Self-exploration, just like self-love, isn't selfish. It's actually selfless. The more you learn about yourself, the more you question your beliefs and the world around you, the more open-minded your mind becomes. And the more you open your mind, the more open you are to new experiences, new people, new ideas. All of that openness leads to lots of goodness in the world. With that in mind, this week I decided to round up some more questions to explore my own life, beliefs, and self-knowledge. And I thought you might like them too! 

  1. Is there a purpose to life?
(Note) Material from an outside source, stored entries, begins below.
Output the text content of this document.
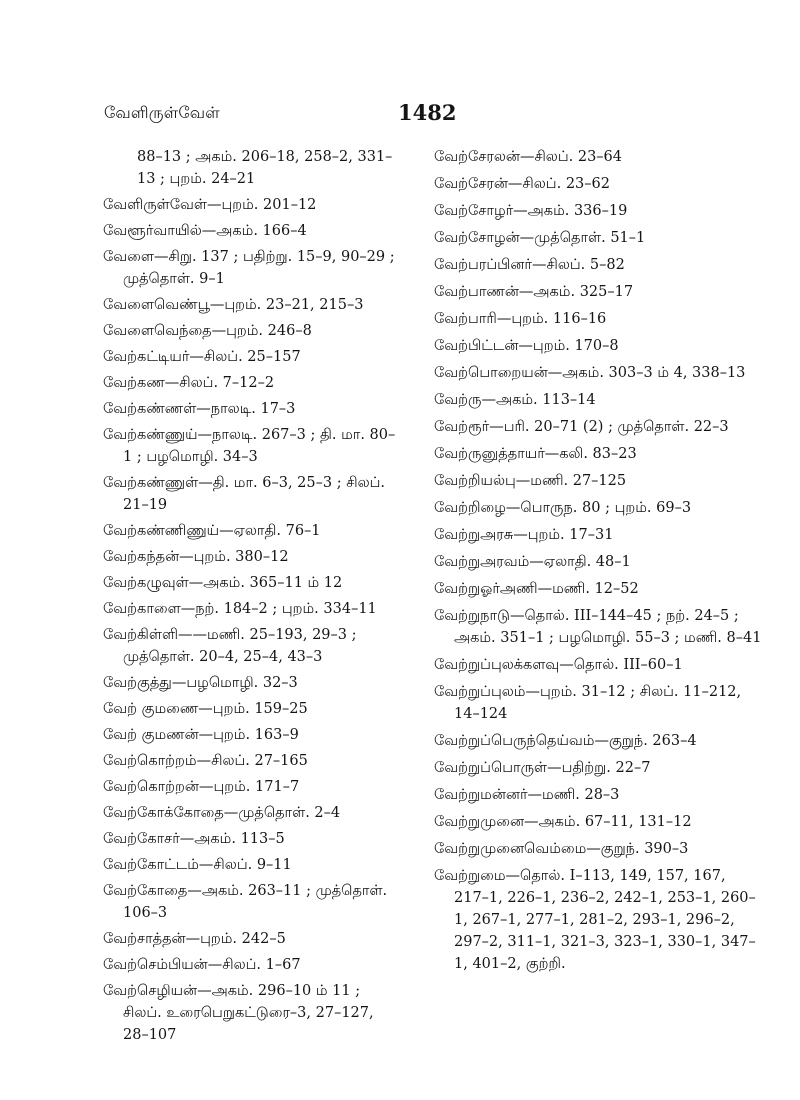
வேளிருள்வேள்	1482
88–13 ; அகம். 206–18, 258–2, 331–13 ; புறம். 24–21
வேளிருள்வேள்—புறம். 201–12
வேளூர்வாயில்—அகம். 166–4
வேளை—சிறு. 137 ; பதிற்று. 15–9, 90–29 ; முத்தொள். 9–1
வேளைவெண்பூ—புறம். 23–21, 215–3
வேளைவெந்தை—புறம். 246–8
வேற்கட்டியர்—சிலப். 25–157
வேற்கண—சிலப். 7–12–2
வேற்கண்ணள்—நாலடி. 17–3
வேற்கண்ணுய்—நாலடி. 267–3 ; தி. மா. 80–1 ; பழமொழி. 34–3
வேற்கண்ணுள்—தி. மா. 6–3, 25–3 ; சிலப். 21–19
வேற்கண்ணிணுய்—ஏலாதி. 76–1
வேற்கந்தன்—புறம். 380–12
வேற்கழுவுள்—அகம். 365–11 ம் 12
வேற்காளை—நற். 184–2 ; புறம். 334–11
வேற்கிள்ளி——மணி. 25–193, 29–3 ; முத்தொள். 20–4, 25–4, 43–3
வேற்குத்து—பழமொழி. 32–3
வேற் குமணை—புறம். 159–25
வேற் குமணன்—புறம். 163–9
வேற்கொற்றம்—சிலப். 27–165
வேற்கொற்றன்—புறம். 171–7
வேற்கோக்கோதை—முத்தொள். 2–4
வேற்கோசர்—அகம். 113–5
வேற்கோட்டம்—சிலப். 9–11
வேற்கோதை—அகம். 263–11 ; முத்தொள். 106–3
வேற்சாத்தன்—புறம். 242–5
வேற்செம்பியன்—சிலப். 1–67
வேற்செழியன்—அகம். 296–10 ம் 11 ; சிலப். உரைபெறுகட்டுரை–3, 27–127, 28–107
வேற்சேரலன்—சிலப். 23–64
வேற்சேரன்—சிலப். 23–62
வேற்சோழர்—அகம். 336–19
வேற்சோழன்—முத்தொள். 51–1
வேற்பரப்பினர்—சிலப். 5–82
வேற்பாணன்—அகம். 325–17
வேற்பாரி—புறம். 116–16
வேற்பிட்டன்—புறம். 170–8
வேற்பொறையன்—அகம். 303–3 ம் 4, 338–13
வேற்ரு—அகம். 113–14
வேற்ரூர்—பரி. 20–71 (2) ; முத்தொள். 22–3
வேற்ருனுத்தாயர்—கலி. 83–23
வேற்றியல்பு—மணி. 27–125
வேற்றிழை—பொருந. 80 ; புறம். 69–3
வேற்றுஅரசு—புறம். 17–31
வேற்றுஅரவம்—ஏலாதி. 48–1
வேற்றுஓர்அணி—மணி. 12–52
வேற்றுநாடு—தொல். III–144–45 ; நற். 24–5 ; அகம். 351–1 ; பழமொழி. 55–3 ; மணி. 8–41
வேற்றுப்புலக்களவு—தொல். III–60–1
வேற்றுப்புலம்—புறம். 31–12 ; சிலப். 11–212, 14–124
வேற்றுப்பெருந்தெய்வம்—குறுந். 263–4
வேற்றுப்பொருள்—பதிற்று. 22–7
வேற்றுமன்னர்—மணி. 28–3
வேற்றுமுனை—அகம். 67–11, 131–12
வேற்றுமுனைவெம்மை—குறுந். 390–3
வேற்றுமை—தொல். I–113, 149, 157, 167, 217–1, 226–1, 236–2, 242–1, 253–1, 260–1, 267–1, 277–1, 281–2, 293–1, 296–2, 297–2, 311–1, 321–3, 323–1, 330–1, 347–1, 401–2, குற்றி.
If so, what do you think it is? 
  2. How to you define what is art and what is not?
  3. Do you closely identify with your immediate surroundings?
  4. How would you define the term "a good life"?
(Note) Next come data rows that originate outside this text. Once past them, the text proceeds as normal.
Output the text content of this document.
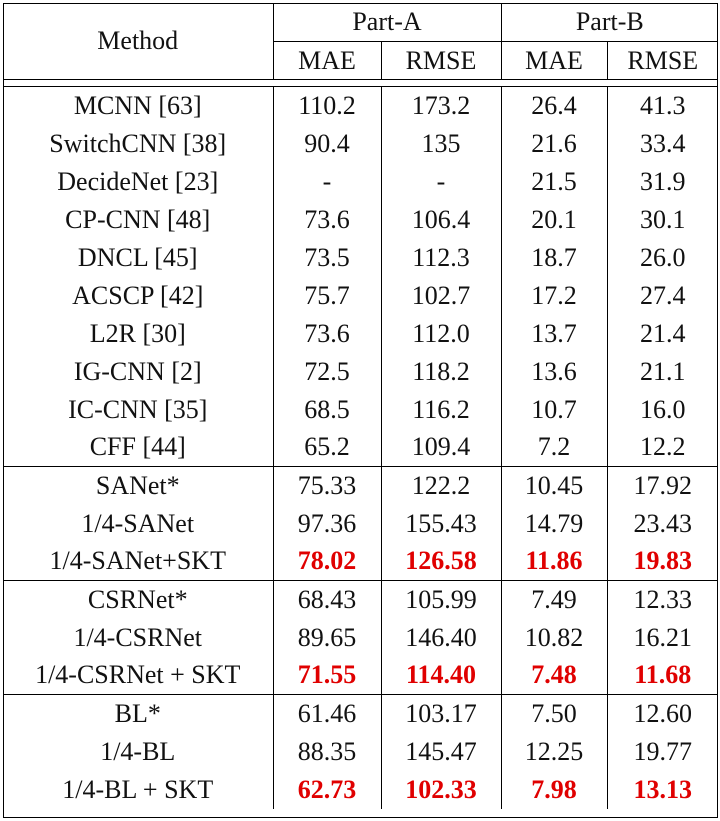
Method	Part-A		Part-B	
	MAE	RMSE	MAE	RMSE

MCNN [63]	110.2	173.2	26.4	41.3
SwitchCNN [38]	90.4	135	21.6	33.4
DecideNet [23]	-	-	21.5	31.9
CP-CNN [48]	73.6	106.4	20.1	30.1
DNCL [45]	73.5	112.3	18.7	26.0
ACSCP [42]	75.7	102.7	17.2	27.4
L2R [30]	73.6	112.0	13.7	21.4
IG-CNN [2]	72.5	118.2	13.6	21.1
IC-CNN [35]	68.5	116.2	10.7	16.0
CFF [44]	65.2	109.4	7.2	12.2
SANet*	75.33	122.2	10.45	17.92
1/4-SANet	97.36	155.43	14.79	23.43
1/4-SANet+SKT	78.02	126.58	11.86	19.83
CSRNet*	68.43	105.99	7.49	12.33
1/4-CSRNet	89.65	146.40	10.82	16.21
1/4-CSRNet + SKT	71.55	114.40	7.48	11.68
BL*	61.46	103.17	7.50	12.60
1/4-BL	88.35	145.47	12.25	19.77
1/4-BL + SKT	62.73	102.33	7.98	13.13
  5. Where does your self-worth come from?
  6. How do you feel about the concept of religion?
  7. Do believe that you're completely and truly free?
  8. What's the best way to achieve lasting happiness?
  9. Do you value intelligence or wisdom more highly?
  10. How do you contribute to your society?
  11. What are the standards you use to judge humans?
  12. Do you desire to be in a position of power?
  13. What types of things or topics do you tend to avoid? 
  14. How important is health in your day-to-day life?
  15. Do you often feel jealous or envious? 
  16. What do you imagine your future self to be like?
  17. How much of your life do you spend online? 
  18. Do you believe the future is real? 
  19. What is the best possible way to discover truth?
  20. Does everything have order or is it all random?
  21. How would you define yourself in three words? 
  22. What impact does language have on your beliefs? 
  23. Do you think creativity has a limit? 
  24. Why do we resist doing what's good for us? 
  25. How accurate do you think your memory is? 
  26. Does morality apply to animals, or just humans?
  27. What obligation do we have to improve ourselves? 
  28. How does the concept of beauty influence you? 
  29. When do you label something as "evil"?
  30. How do you measure the productivity of a day?
  31. Would you want to live in another time period?
  32. Do you highly value your personal privacy?
  33. What would the world be like without laws?
  34. How many kinds of love have you given or received?
  35. Is it ever okay to do the wrong thing? When? 
  36. How do you envision your life will end?
  37. What are the best parts of human nature? 
  38. Do you consider your work to be purposeful?
  39. How much money would a year of your life be worth?
  40. Are emotions more positive or negative for us? 
  41. Do you believe in the concept of fate? 
  42. How much does your name impact your life? 
  43. Is it possible to create something completely new?
  44. What would you like to be remembered for?
  45. Do you feel you've accomplished a great deal so far? 
  46. How far do you go to avoid personal suffering? 
  47. Is the concept of "you" always changing? 
  48. When do you feel most alive and present in your life?
  49. What would an ideal world look like to you?
  50. What question would you like someone to ask you?


If you feel comfortable sharing any of your answers, I'd love to hear them in the comments below! But, either way, I hope these questions inspire you to think differently, to explore what ideas and beliefs matter most to you, and to consider how the concept of questions — and the act of questioning — can positively impact your life.